Justiça mantém contratos de energia da Electra e suspende pagamento milionário à controladora.
A Electra Comercializadora de Energia, em processo de recuperação judicial, sofreu uma derrota significativa na Justiça do Paraná. O juiz substituto Pedro Ivo Lins Moreira, da 1ª Vara Estadual Empresarial de Falência, Recuperação Judicial e Arbitragem, negou a maior parte do pedido da companhia para cancelar 75 contratos de venda de energia registrados na Câmara de Comercialização de Energia Elétrica (CCEE). A decisão, proferida em 10 de junho, também autorizou a suspensão de um pagamento de R$ 14,875 milhões à Continental Comercializadora de Energia, empresa controladora da Electra.
A negativa abrange 51 contratos no Ambiente de Contratação Livre (ACL) e 23 contratos no Ambiente de Contratação Regulada (ACR), os chamados CCEARs. Apenas um contrato do ACL foi liberado para cancelamento, pois seu montante de energia já constava como zero no sistema e havia sido validado pela contraparte. A Justiça argumentou que o cancelamento unilateral de contratos, sem validação das partes envolvidas, não poderia ser imposto à CCEE, especialmente quando tais registros possuem impactos regulatórios, financeiros e na confiança do mercado de energia.
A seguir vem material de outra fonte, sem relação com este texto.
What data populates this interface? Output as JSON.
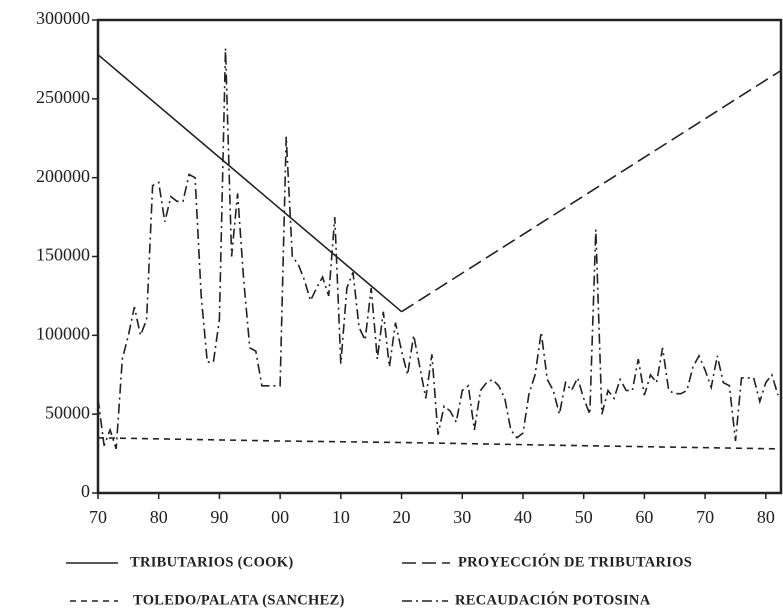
{
  "chart_data": {
    "type": "line",
    "xlim": [
      70,
      182.5
    ],
    "xticks": [
      70,
      80,
      90,
      {
        "value": 100,
        "label": "00"
      },
      {
        "value": 110,
        "label": "10"
      },
      {
        "value": 120,
        "label": "20"
      },
      {
        "value": 130,
        "label": "30"
      },
      {
        "value": 140,
        "label": "40"
      },
      {
        "value": 150,
        "label": "50"
      },
      {
        "value": 160,
        "label": "60"
      },
      {
        "value": 170,
        "label": "70"
      },
      {
        "value": 180,
        "label": "80"
      }
    ],
    "ylim": [
      0,
      300000
    ],
    "yticks": [
      0,
      50000,
      100000,
      150000,
      200000,
      250000,
      300000
    ],
    "series": [
      {
        "name": "TRIBUTARIOS (COOK)",
        "color": "#222",
        "dash": "none",
        "x": [
          70,
          120
        ],
        "values": [
          278000,
          115000
        ]
      },
      {
        "name": "PROYECCIÓN DE TRIBUTARIOS",
        "color": "#222",
        "dash": "14,6",
        "x": [
          120,
          182.5
        ],
        "values": [
          115000,
          268000
        ]
      },
      {
        "name": "TOLEDO/PALATA (SANCHEZ)",
        "color": "#222",
        "dash": "6,5",
        "x": [
          70,
          100,
          120,
          150,
          182.5
        ],
        "values": [
          35000,
          33000,
          32000,
          30000,
          28000
        ]
      },
      {
        "name": "RECAUDACIÓN POTOSINA",
        "color": "#222",
        "dash": "10,4,2,4",
        "x": [
          70,
          71,
          72,
          73,
          74,
          75,
          76,
          77,
          78,
          79,
          80,
          81,
          82,
          83,
          84,
          85,
          86,
          87,
          88,
          89,
          90,
          91,
          92,
          93,
          94,
          95,
          96,
          97,
          98,
          99,
          100,
          101,
          102,
          103,
          104,
          105,
          106,
          107,
          108,
          109,
          110,
          111,
          112,
          113,
          114,
          115,
          116,
          117,
          118,
          119,
          120,
          121,
          122,
          123,
          124,
          125,
          126,
          127,
          128,
          129,
          130,
          131,
          132,
          133,
          134,
          135,
          136,
          137,
          138,
          139,
          140,
          141,
          142,
          143,
          144,
          145,
          146,
          147,
          148,
          149,
          150,
          151,
          152,
          153,
          154,
          155,
          156,
          157,
          158,
          159,
          160,
          161,
          162,
          163,
          164,
          165,
          166,
          167,
          168,
          169,
          170,
          171,
          172,
          173,
          174,
          175,
          176,
          177,
          178,
          179,
          180,
          181,
          182
        ],
        "values": [
          60000,
          30000,
          40000,
          28000,
          85000,
          100000,
          118000,
          100000,
          110000,
          195000,
          197000,
          172000,
          188000,
          185000,
          185000,
          202000,
          200000,
          125000,
          83000,
          83000,
          110000,
          282000,
          150000,
          190000,
          135000,
          92000,
          90000,
          68000,
          68000,
          68000,
          68000,
          226000,
          150000,
          145000,
          135000,
          122000,
          130000,
          137000,
          125000,
          175000,
          82000,
          130000,
          140000,
          105000,
          97000,
          130000,
          85000,
          115000,
          80000,
          108000,
          90000,
          75000,
          100000,
          80000,
          60000,
          88000,
          37000,
          55000,
          52000,
          45000,
          65000,
          68000,
          40000,
          65000,
          70000,
          72000,
          68000,
          60000,
          40000,
          35000,
          38000,
          63000,
          75000,
          102000,
          72000,
          65000,
          50000,
          70000,
          65000,
          73000,
          60000,
          50000,
          167000,
          50000,
          65000,
          60000,
          72000,
          65000,
          65000,
          85000,
          62000,
          75000,
          70000,
          92000,
          65000,
          63000,
          63000,
          65000,
          80000,
          87000,
          78000,
          67000,
          87000,
          70000,
          68000,
          33000,
          73000,
          73000,
          73000,
          58000,
          70000,
          75000,
          62000
        ]
      }
    ]
  }
}
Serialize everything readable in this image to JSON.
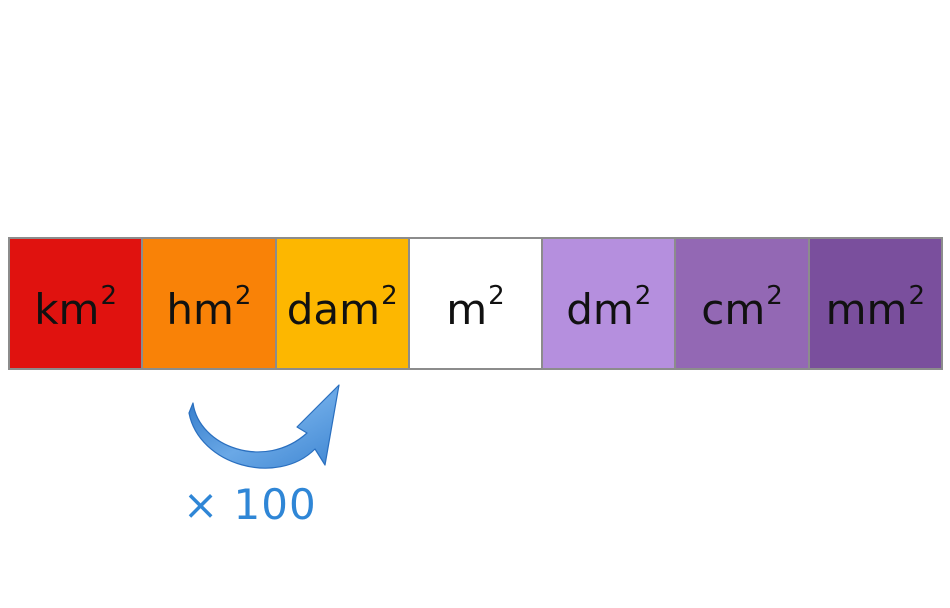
{
  "units": [
    {
      "label": "km",
      "exponent": "2",
      "color": "#e0120f"
    },
    {
      "label": "hm",
      "exponent": "2",
      "color": "#f98207"
    },
    {
      "label": "dam",
      "exponent": "2",
      "color": "#fdb700"
    },
    {
      "label": "m",
      "exponent": "2",
      "color": "#ffffff"
    },
    {
      "label": "dm",
      "exponent": "2",
      "color": "#b58fde"
    },
    {
      "label": "cm",
      "exponent": "2",
      "color": "#9368b4"
    },
    {
      "label": "mm",
      "exponent": "2",
      "color": "#7a4f9d"
    }
  ],
  "conversion": {
    "factor_label": "× 100",
    "arrow_color": "#3a8ad8",
    "from_unit": "hm",
    "to_unit": "dam"
  }
}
Contratos Regulados e o Papel da Aneel
No que diz respeito aos 23 contratos do Ambiente de Contratação Regulada (ACR), a decisão foi ainda mais restritiva. O juiz citou os Procedimentos de Comercialização da CCEE, que exigem uma decisão prévia da Agência Nacional de Energia Elétrica (Aneel) para o cancelamento de CCEARs.
A justificativa principal é a proteção de concessionárias de distribuição, a segurança do suprimento de energia e o bem-estar dos consumidores finais. A CCEE informou que o cancelamento desses contratos poderia gerar um impacto financeiro de R$ 10,369 milhões na contabilização de maio de 2026. Portanto, o pedido foi indeferido, sem prejuízo de uma futura reanálise caso haja manifestação da Aneel ou novos elementos técnico-regulatórios.
Pagamento à Controladora Suspenso por Indícios de Operação Intragrupo
Em um desdobramento crucial, o juiz deferiu um pedido cautelar da CCEE para suspender, inicialmente por 15 dias, um pagamento de R$ 14,875 milhões à Continental Comercializadora de Energia. A Continental, controladora da Electra e não incluída no processo de recuperação judicial, passaria a ter uma posição credora no Mercado de Curto Prazo de abril de 2026.
Segundo a CCEE, esse crédito advém de contratos intragrupo firmados com a Electra, onde a Continental figura como compradora e a Electra como vendedora. A sequência temporal das operações levantou suspeitas: os contratos apareceram no portfólio da Continental entre abril e maio de 2026, pouco antes da assinatura e validação no sistema.
O juiz considerou a notícia de deslocamento de resultado financeiro positivo para uma empresa fora da recuperação judicial, em um momento de crise de liquidez, como um indício suficiente para uma medida conservativa. A suspensão visa evitar um potencial prejuízo à Electra, seus credores e ao mercado de liquidação, caso o valor fosse liberado antes do esclarecimento dos fatos.
Próximos Passos e Esclarecimentos Necessários
A decisão judicial exige que as empresas envolvidas prestem esclarecimentos em cinco dias sobre divergências nas datas de notificações de encerramento de contratos. A Continental e as recuperandas também deverão detalhar as operações intragrupo, incluindo justificativas econômicas e o motivo de a Continental não integrar o processo de recuperação.
Após essas manifestações, a administradora judicial apresentará um parecer sobre a regularidade das operações, e o Ministério Público será consultado. A suspensão do pagamento à Continental não implica transferência do valor ao juízo ou reconhecimento de titularidade para credores ou para a CCEE, mas sim a manutenção do status quo para processamento e liquidação do mercado. Esta decisão reforça a importância da transparência e da regularidade nas transações no complexo setor de energia.